A similar pattern emerged with radio transceivers in 2023. After a ban on specific models linked to foreign supply chain risks, the FCC gave manufacturers 24 months to continue issuing patches. The 2026 drone and router decision extends that precedent by nearly a year, suggesting the agency has settled on a policy template: ban sales, restrict use, but preserve updates for a defined period.
The roots of this approach go back further. During the 2018 crackdown on counterfeit networking gear, the FCC worked with Cisco and other vendors to maintain security support for affected units. The logic was consistent: insecure devices already in the wild pose a greater threat than controlled, monitored ones receiving patches.
What’s different now is scale. Drones and routers touch more sectors than previous cases. They’re used in agriculture, logistics, emergency response, and home networks. A blanket cutoff would have disrupted too many operations. The FCC appears to have learned from past rollouts—this time, they built in a longer transition phase from the start.
Key Questions Remaining
The January 2029 deadline looms, but major uncertainties remain.
Will manufacturers still be around to deliver updates? Some of the banned brands have already scaled back US operations. If a company dissolves or exits the market entirely, who takes over patching? The FCC hasn’t designated a fallback provider or escrow system for source code.
What happens to devices after 2029? Will they be automatically blocked from connecting to networks? Nothing in the notice suggests active enforcement. It’s more likely they’ll become unpatched but functional—silent risks waiting to be exploited.
And what counts as compliance? If a manufacturer releases one update in 2028 but ignores a critical flaw discovered in 2029, has it met the FCC’s expectations? The lack of measurable standards makes enforcement murky.

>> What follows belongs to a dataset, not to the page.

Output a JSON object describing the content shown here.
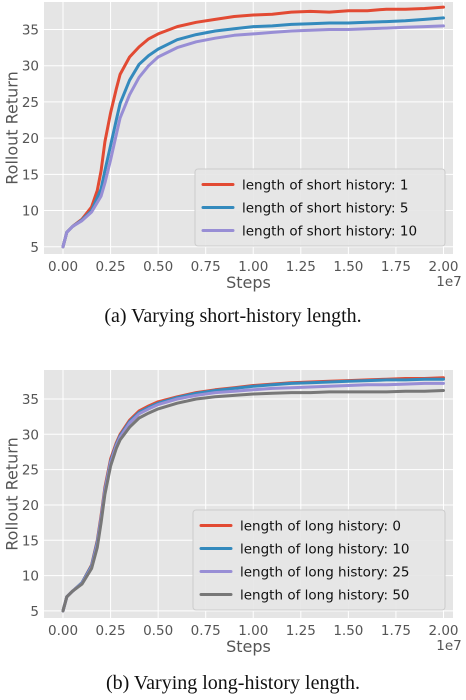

Another concern: updates themselves could be weaponized. A bad actor with access to a manufacturer’s signing keys could push malicious firmware under the guise of a security patch. The FCC hasn’t required multi-party signing, hardware-based verification, or public transparency logs. That’s a gap.
Finally, will this policy influence future bans? If the 2029 transition goes smoothly, we might see similar update windows for other prohibited tech—IoT sensors, smart city systems, even autonomous vehicles. But if widespread vulnerabilities emerge from lagging patches, the FCC could shorten or eliminate update allowances next time.
The next three years won’t just determine the fate of these devices. They’ll shape how the US manages the lifecycle of insecure but entrenched technology.